Quietly, Skarper lifted the latch and slipped inside. He stood by Breslaw’s nest and reached over the sleeping hatchling master to remove a small stone from the wall behind him. It made a little stony rasp as it came free, and Breslaw stirred and muttered, “Eh, what’s that?” before mumbling off into his dreams again.

In the space behind the loose stone his secret treasures gleamed: an old gold ring; a couple of jewels prised out of sword hilts; and the misshapen orb of stolen slowsilver, faintly shining. Skarper lifted it out. It was as big as a duck’s egg, surprisingly heavy, and faintly warm to the touch. Hopefully I can just scrape off a little bit to burn and see the secret writing by, he thought. And the rest I’ll keep for me. It would be a good start to his new treasure hoard.

He put it in his pocket and carefully replaced the loose stone. Then he let out his pent-up breath and turned to go back to the door, but his tail whisked against one of the training cudgels which stood propped in a row against the hatchery wall. It fell and hit the cudgel next to it, and that one hit an old halberd, which toppled against a blunted battleaxe, and the whole row of weapons went crashing and clattering down. The last in the line was a three-pointed spear, and as it fell it hit Breslaw’s food bowl, balanced on a high shelf. The bowl dropped, and Skarper leapt forward and caught it just before it hit the floor, but the shelf had been struck too; it came away from the wall at one end and a cascade of old eggstone shards came clattering down, pummelling Skarper like angry little stone fists and dancing on the wormy boards around him.

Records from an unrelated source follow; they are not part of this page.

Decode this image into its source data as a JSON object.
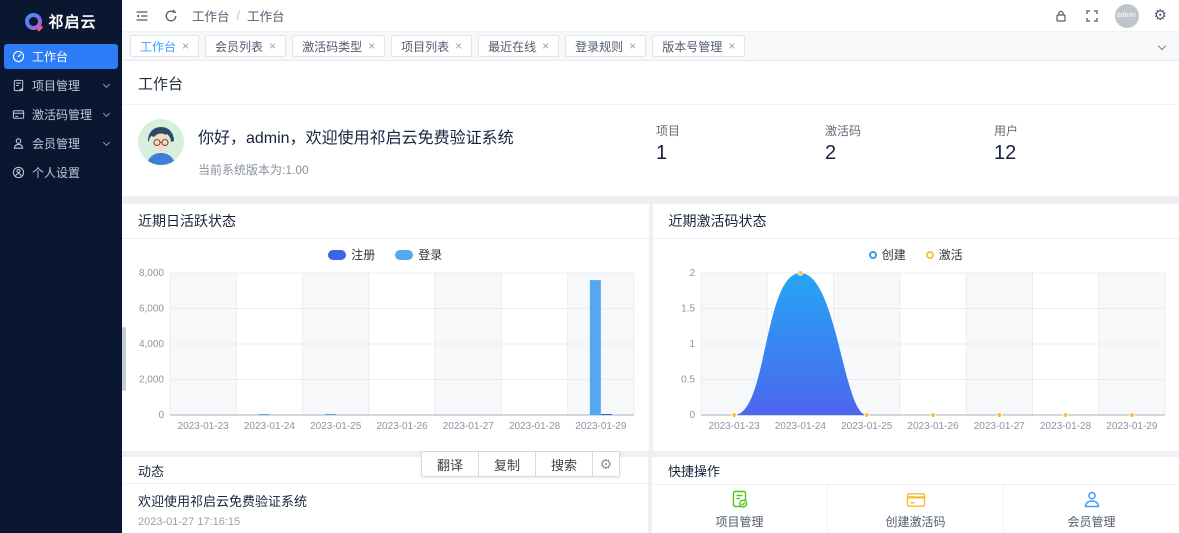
{
  "brand": {
    "name": "祁启云"
  },
  "topbar": {
    "breadcrumb_1": "工作台",
    "breadcrumb_sep": "/",
    "breadcrumb_2": "工作台",
    "username": "admin"
  },
  "sidebar": {
    "items": [
      {
        "label": "工作台",
        "icon": "dashboard-icon",
        "active": true,
        "expandable": false
      },
      {
        "label": "项目管理",
        "icon": "project-icon",
        "active": false,
        "expandable": true
      },
      {
        "label": "激活码管理",
        "icon": "activation-icon",
        "active": false,
        "expandable": true
      },
      {
        "label": "会员管理",
        "icon": "member-icon",
        "active": false,
        "expandable": true
      },
      {
        "label": "个人设置",
        "icon": "profile-icon",
        "active": false,
        "expandable": false
      }
    ]
  },
  "tabs": [
    {
      "label": "工作台",
      "active": true
    },
    {
      "label": "会员列表",
      "active": false
    },
    {
      "label": "激活码类型",
      "active": false
    },
    {
      "label": "项目列表",
      "active": false
    },
    {
      "label": "最近在线",
      "active": false
    },
    {
      "label": "登录规则",
      "active": false
    },
    {
      "label": "版本号管理",
      "active": false
    }
  ],
  "page_title": "工作台",
  "welcome": {
    "greeting": "你好，admin，欢迎使用祁启云免费验证系统",
    "version_note": "当前系统版本为:1.00"
  },
  "stats": [
    {
      "label": "项目",
      "value": "1"
    },
    {
      "label": "激活码",
      "value": "2"
    },
    {
      "label": "用户",
      "value": "12"
    }
  ],
  "chart_data": [
    {
      "type": "bar",
      "title": "近期日活跃状态",
      "categories": [
        "2023-01-23",
        "2023-01-24",
        "2023-01-25",
        "2023-01-26",
        "2023-01-27",
        "2023-01-28",
        "2023-01-29"
      ],
      "series": [
        {
          "name": "注册",
          "color": "#3d63e6",
          "values": [
            0,
            0,
            0,
            0,
            0,
            0,
            40
          ]
        },
        {
          "name": "登录",
          "color": "#54a8f0",
          "values": [
            0,
            30,
            60,
            0,
            0,
            0,
            7600
          ]
        }
      ],
      "xlabel": "",
      "ylabel": "",
      "ylim": [
        0,
        8000
      ],
      "yticks": [
        {
          "v": 0,
          "label": "0"
        },
        {
          "v": 2000,
          "label": "2,000"
        },
        {
          "v": 4000,
          "label": "4,000"
        },
        {
          "v": 6000,
          "label": "6,000"
        },
        {
          "v": 8000,
          "label": "8,000"
        }
      ],
      "grid": true,
      "legend_position": "top"
    },
    {
      "type": "area",
      "title": "近期激活码状态",
      "categories": [
        "2023-01-23",
        "2023-01-24",
        "2023-01-25",
        "2023-01-26",
        "2023-01-27",
        "2023-01-28",
        "2023-01-29"
      ],
      "series": [
        {
          "name": "创建",
          "color": "#2f9ff2",
          "gradient": [
            "#24a6f5",
            "#4c66ee"
          ],
          "values": [
            0,
            2,
            0,
            0,
            0,
            0,
            0
          ]
        },
        {
          "name": "激活",
          "color": "#f5c53c",
          "values": [
            0,
            2,
            0,
            0,
            0,
            0,
            0
          ]
        }
      ],
      "xlabel": "",
      "ylabel": "",
      "ylim": [
        0,
        2
      ],
      "yticks": [
        {
          "v": 0,
          "label": "0"
        },
        {
          "v": 0.5,
          "label": "0.5"
        },
        {
          "v": 1,
          "label": "1"
        },
        {
          "v": 1.5,
          "label": "1.5"
        },
        {
          "v": 2,
          "label": "2"
        }
      ],
      "grid": true,
      "legend_position": "top"
    }
  ],
  "feed": {
    "title": "动态",
    "message": "欢迎使用祁启云免费验证系统",
    "time": "2023-01-27 17:16:15",
    "toolbar": [
      {
        "label": "翻译"
      },
      {
        "label": "复制"
      },
      {
        "label": "搜索"
      }
    ]
  },
  "quick_actions": {
    "title": "快捷操作",
    "items": [
      {
        "label": "项目管理",
        "icon": "project-manage-icon",
        "color": "#52c41a"
      },
      {
        "label": "创建激活码",
        "icon": "create-code-icon",
        "color": "#f7ba2a"
      },
      {
        "label": "会员管理",
        "icon": "member-manage-icon",
        "color": "#409eff"
      }
    ]
  },
  "colors": {
    "accent": "#2b7cf6",
    "sidebar_bg": "#0a1730",
    "tab_active_text": "#409eff",
    "bar_register": "#3d63e6",
    "bar_login": "#54a8f0",
    "area_gradient_top": "#24a6f5",
    "area_gradient_bottom": "#4c66ee",
    "marker_yellow": "#f5c53c",
    "quick_green": "#52c41a",
    "quick_orange": "#f7ba2a",
    "quick_blue": "#409eff"
  }
}
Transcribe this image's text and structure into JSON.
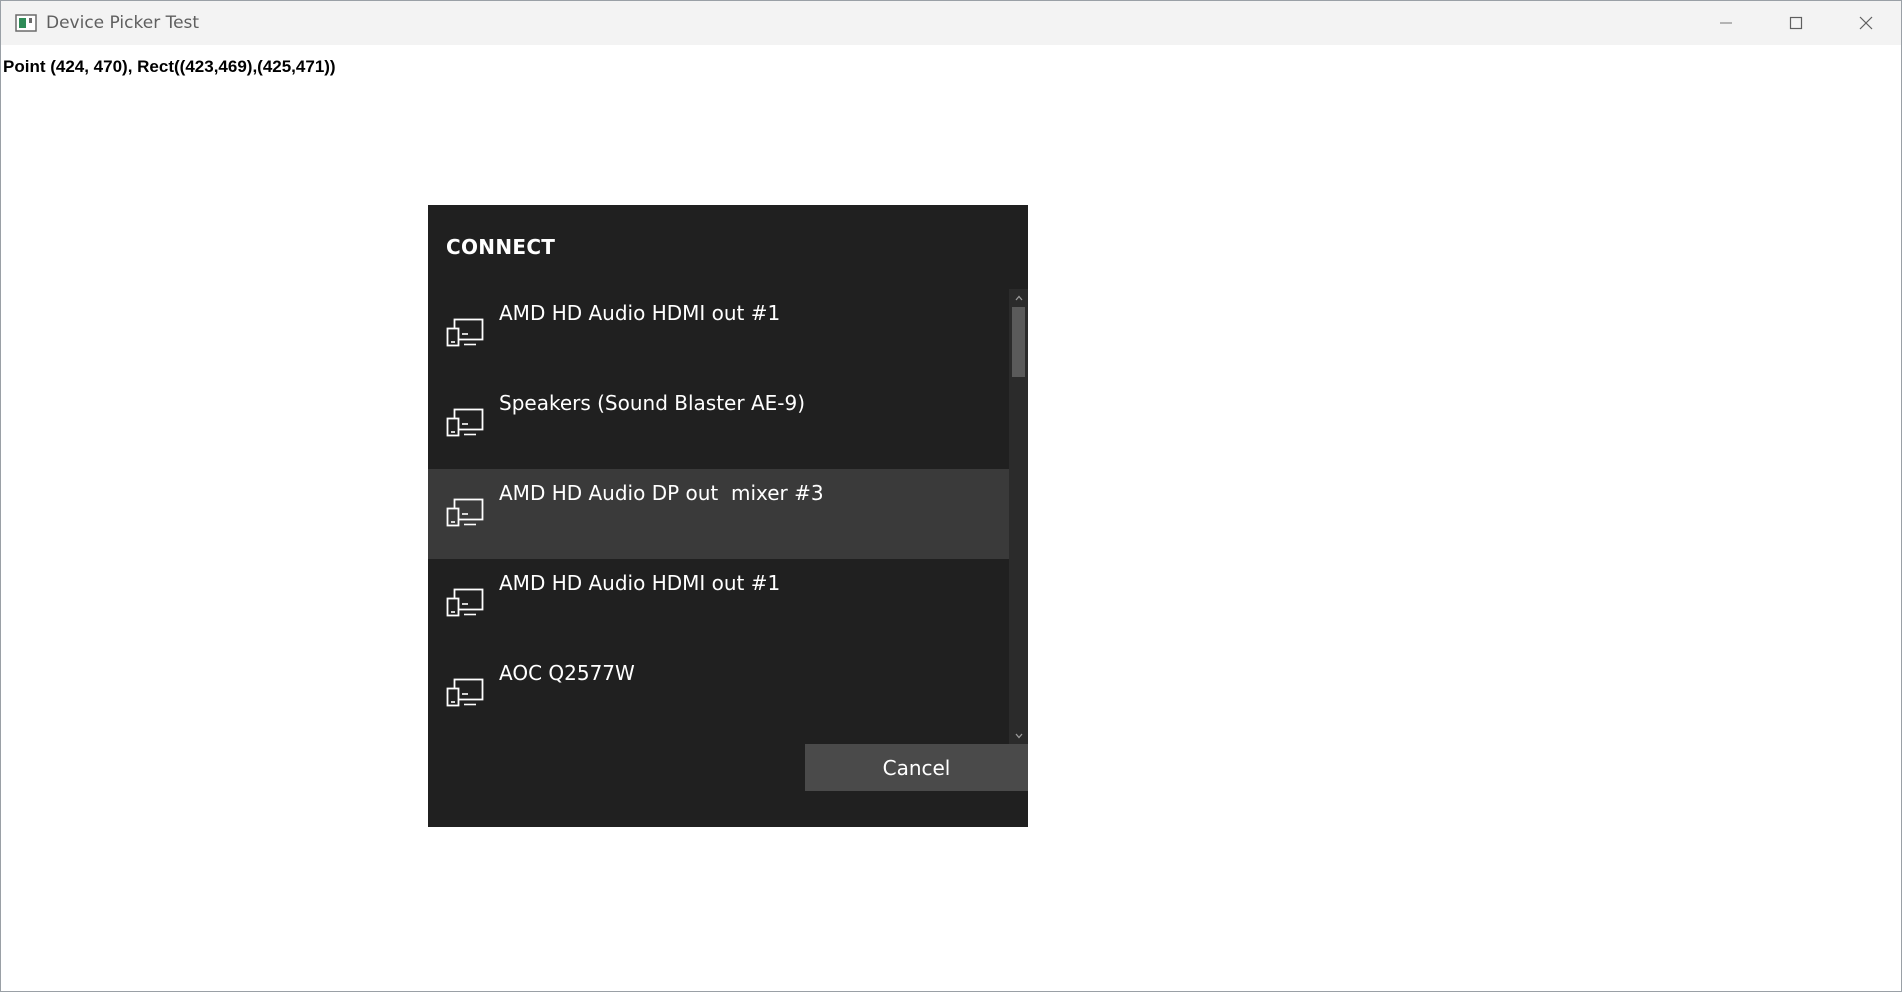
{
  "window": {
    "title": "Device Picker Test",
    "icon": "app-window-icon",
    "controls": [
      "minimize-icon",
      "maximize-icon",
      "close-icon"
    ]
  },
  "content": {
    "coords_text": "Point (424, 470), Rect((423,469),(425,471))"
  },
  "picker": {
    "title": "CONNECT",
    "devices": [
      {
        "label": "AMD HD Audio HDMI out #1",
        "icon": "device-icon",
        "hovered": false
      },
      {
        "label": "Speakers (Sound Blaster AE-9)",
        "icon": "device-icon",
        "hovered": false
      },
      {
        "label": "AMD HD Audio DP out  mixer #3",
        "icon": "device-icon",
        "hovered": true
      },
      {
        "label": "AMD HD Audio HDMI out #1",
        "icon": "device-icon",
        "hovered": false
      },
      {
        "label": "AOC Q2577W",
        "icon": "device-icon",
        "hovered": false
      }
    ],
    "cancel_label": "Cancel",
    "colors": {
      "background": "#202020",
      "hover": "#3a3a3a",
      "button": "#4a4a4a",
      "text": "#ffffff"
    }
  }
}
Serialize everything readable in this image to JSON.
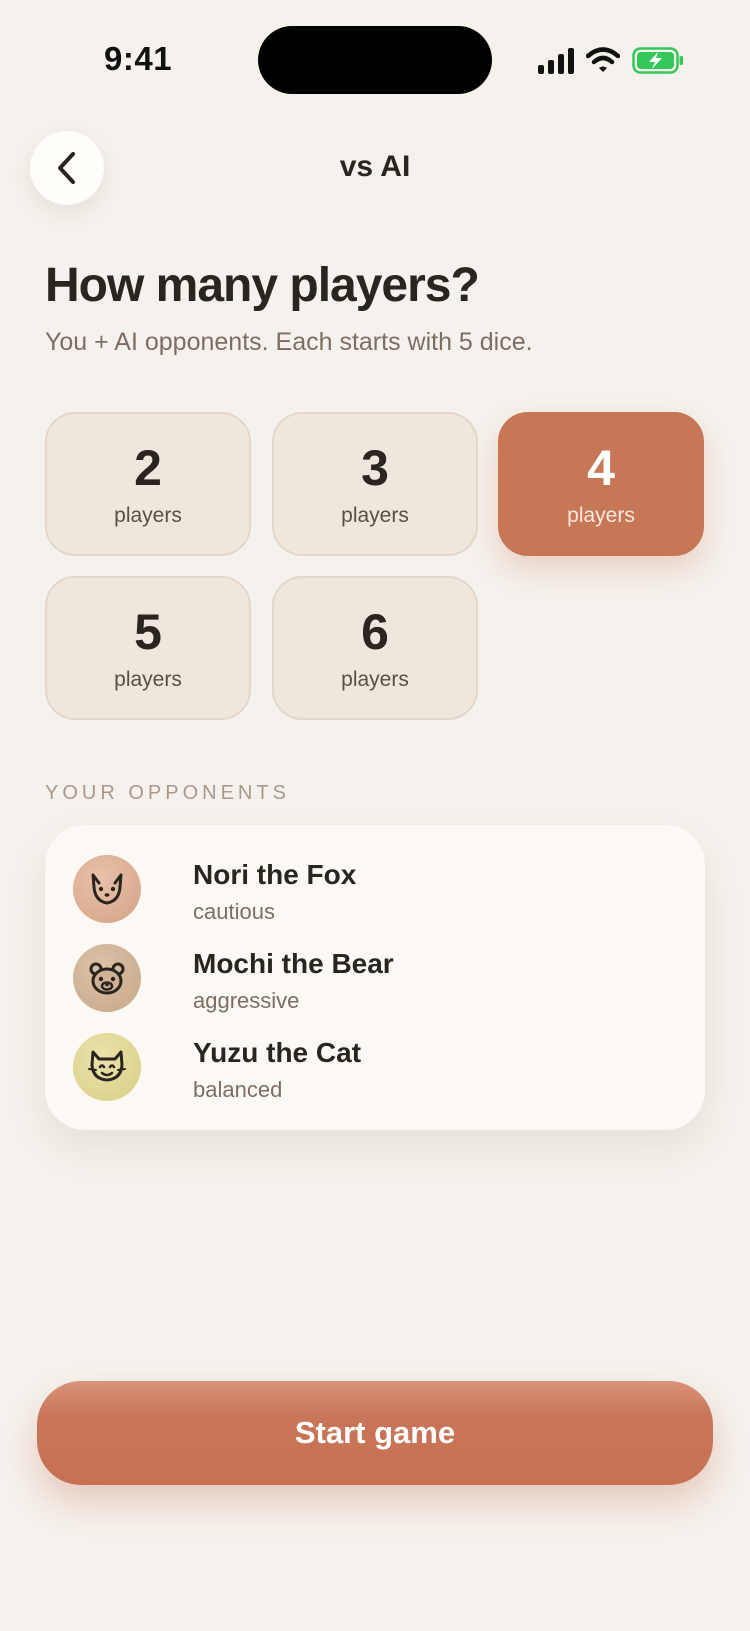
{
  "status_bar": {
    "time": "9:41"
  },
  "header": {
    "title": "vs AI"
  },
  "heading": "How many players?",
  "subheading": "You + AI opponents. Each starts with 5 dice.",
  "player_options": [
    {
      "number": "2",
      "label": "players",
      "selected": false
    },
    {
      "number": "3",
      "label": "players",
      "selected": false
    },
    {
      "number": "4",
      "label": "players",
      "selected": true
    },
    {
      "number": "5",
      "label": "players",
      "selected": false
    },
    {
      "number": "6",
      "label": "players",
      "selected": false
    }
  ],
  "opponents_section": {
    "label": "YOUR OPPONENTS",
    "opponents": [
      {
        "name": "Nori the Fox",
        "style": "cautious",
        "icon": "fox-icon",
        "color": "#dcae94"
      },
      {
        "name": "Mochi the Bear",
        "style": "aggressive",
        "icon": "bear-icon",
        "color": "#cfb196"
      },
      {
        "name": "Yuzu the Cat",
        "style": "balanced",
        "icon": "cat-icon",
        "color": "#ded597"
      }
    ]
  },
  "start_button": {
    "label": "Start game"
  },
  "colors": {
    "accent": "#c77656",
    "background": "#f5f1ec",
    "card": "#fcf9f5",
    "option": "#efe7de"
  }
}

He stood there for a few seconds in the silence after the noise had finished. Slowly he started to hear the sounds of the tower again. The goblin voices still hooted and laughed way up above, and they did not seem to be coming any closer. Was it possible that they had not noticed the din? Perhaps it had not been as loud as he’d feared. . .

He looked round.

Breslaw had lifted his head off the mound of tapestries, and was regarding Skarper with one bleary yellow eye.